Dating A New Boo? Don’t Miss These Red Flags

April 9, 2019  |  

Young mixed race couple at home

Source: VioletaStoimenova / Getty

The rush of a new connection can have you suddenly speeding past red flags in the name of love–and the naivety is understandable. Between the surge of chemicals (hello, oxytocin!) and the butterflies in your gut, you might not have had time to slow down and analyze, “is their behavior shady or nah?”

Brynna Pawlows, LMSW and psychotherapist spoke to Refinery 29 about some signs you just can’t ignore.

Watch Out For Overly-Demanding Folks

There is a thin line between asking and demanding–but the nuances can be the difference between a friendly suggestion and abuse. Pawlows told R29 that demanding “can be as subtle as telling, rather than asking, a partner to do something (i.e. send a picture, respond to a text, stop wearing something).”

Guilt Trips

Things happen all the time that we may feel sorry for, but if your partner makes you feel excessively guilty for things that are out of your control, be aware.

“Guilt-tripping can look like being made to feel bad for having to cancel plans for a legitimate reason (‘You know I was really looking forward to that dinner and now I have nothing to do. You should have planned for this disruption’),” Pawlows told R29.

They Don’t Support Your Interests

You may not have the same hobbies as your beau, but they shouldn’t criticize you for what you love, even if it’s not their cup of tea.

“A partner doesn’t have to love everything that you do, but they should respect it,” Pawlows explained.
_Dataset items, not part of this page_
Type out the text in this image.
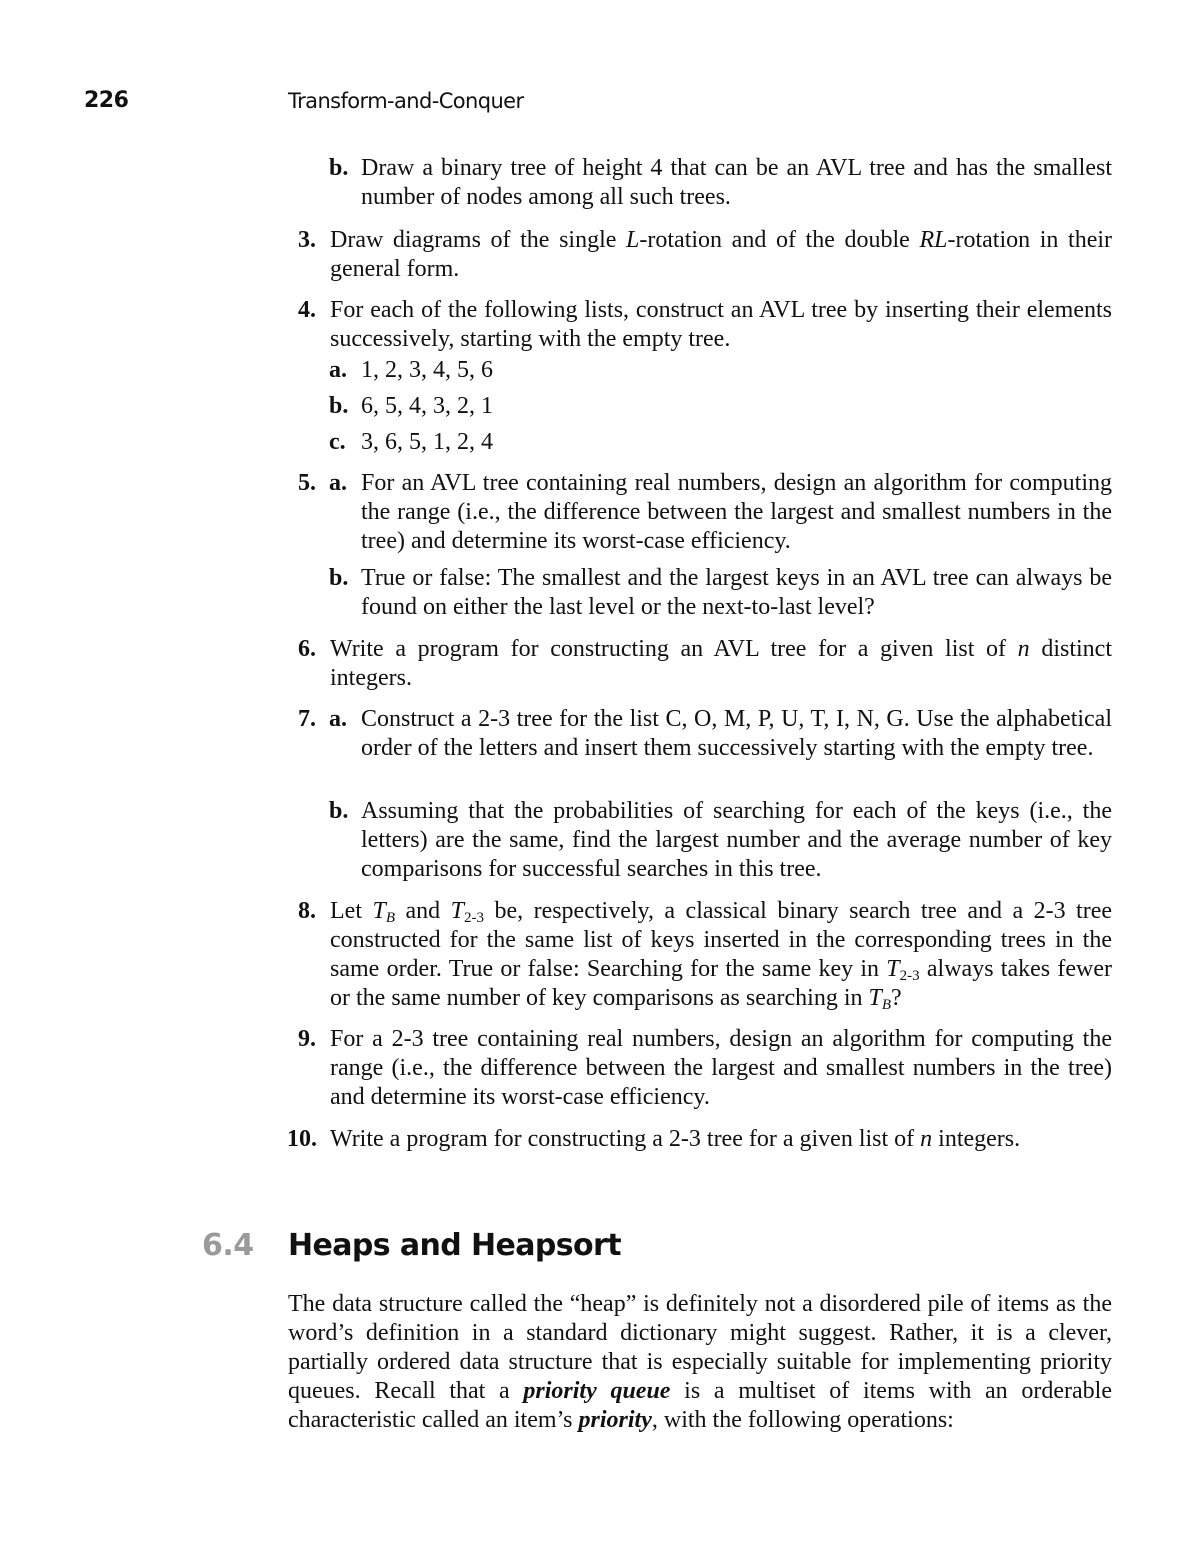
226	Transform-and-Conquer
b. Draw a binary tree of height 4 that can be an AVL tree and has the smallest number of nodes among all such trees.
3. Draw diagrams of the single L-rotation and of the double RL-rotation in their general form.
4. For each of the following lists, construct an AVL tree by inserting their elements successively, starting with the empty tree.
a. 1, 2, 3, 4, 5, 6
b. 6, 5, 4, 3, 2, 1
c. 3, 6, 5, 1, 2, 4
5. a. For an AVL tree containing real numbers, design an algorithm for computing the range (i.e., the difference between the largest and smallest numbers in the tree) and determine its worst-case efficiency.
b. True or false: The smallest and the largest keys in an AVL tree can always be found on either the last level or the next-to-last level?
6. Write a program for constructing an AVL tree for a given list of n distinct integers.
7. a. Construct a 2-3 tree for the list C, O, M, P, U, T, I, N, G. Use the alphabetical order of the letters and insert them successively starting with the empty tree.
b. Assuming that the probabilities of searching for each of the keys (i.e., the letters) are the same, find the largest number and the average number of key comparisons for successful searches in this tree.
8. Let $T_B$ and $T_{2-3}$ be, respectively, a classical binary search tree and a 2-3 tree constructed for the same list of keys inserted in the corresponding trees in the same order. True or false: Searching for the same key in $T_{2-3}$ always takes fewer or the same number of key comparisons as searching in $T_B$?
9. For a 2-3 tree containing real numbers, design an algorithm for computing the range (i.e., the difference between the largest and smallest numbers in the tree) and determine its worst-case efficiency.
10. Write a program for constructing a 2-3 tree for a given list of n integers.
6.4 Heaps and Heapsort
The data structure called the “heap” is definitely not a disordered pile of items as the word’s definition in a standard dictionary might suggest. Rather, it is a clever, partially ordered data structure that is especially suitable for implementing priority queues. Recall that a priority queue is a multiset of items with an orderable characteristic called an item’s priority, with the following operations:
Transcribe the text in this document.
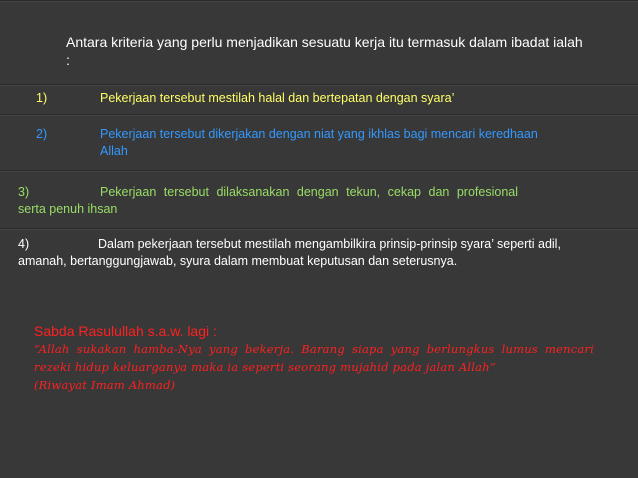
Antara kriteria yang perlu menjadikan sesuatu kerja itu termasuk dalam ibadat ialah :
1)	Pekerjaan tersebut mestilah halal dan bertepatan dengan syara’
2)	Pekerjaan tersebut dikerjakan dengan niat yang ikhlas bagi mencari keredhaan Allah
3)	Pekerjaan tersebut dilaksanakan dengan tekun, cekap dan profesional serta penuh ihsan
4)	Dalam pekerjaan tersebut mestilah mengambilkira prinsip-prinsip syara’ seperti adil, amanah, bertanggungjawab, syura dalam membuat keputusan dan seterusnya.
Sabda Rasulullah s.a.w. lagi :
“Allah sukakan hamba-Nya yang bekerja. Barang siapa yang berlungkus lumus mencari rezeki hidup keluarganya maka ia seperti seorang mujahid pada jalan Allah”
(Riwayat Imam Ahmad)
“If you are constantly feeling that someone is yucking your yum, it could indicate deeper issues in the future. If you love musicals, your partner doesn’t have to come to a Broadway show with you. They also shouldn’t go on and on about how they are stupid or restrict you engaging in your already-existing interests.”

Different Life Goals

While it’s okay to have differences, you and your mate should have a shared vision for the future.

“If a partner is firm about a big life decision (not wanting marriage, not wanting babies, etc.) and you want something different, no amount of love will change a made-up mind,” Pawlows explains.

“And if one partner does succumb to the other’s wishes, resentment tends to build.”

You Want To Change Them

Would you love your partner if they were who they were forever? If you feel things would be better if your partner changed careers or lost weight or didn’t have this personality trait, it’s best to just move on.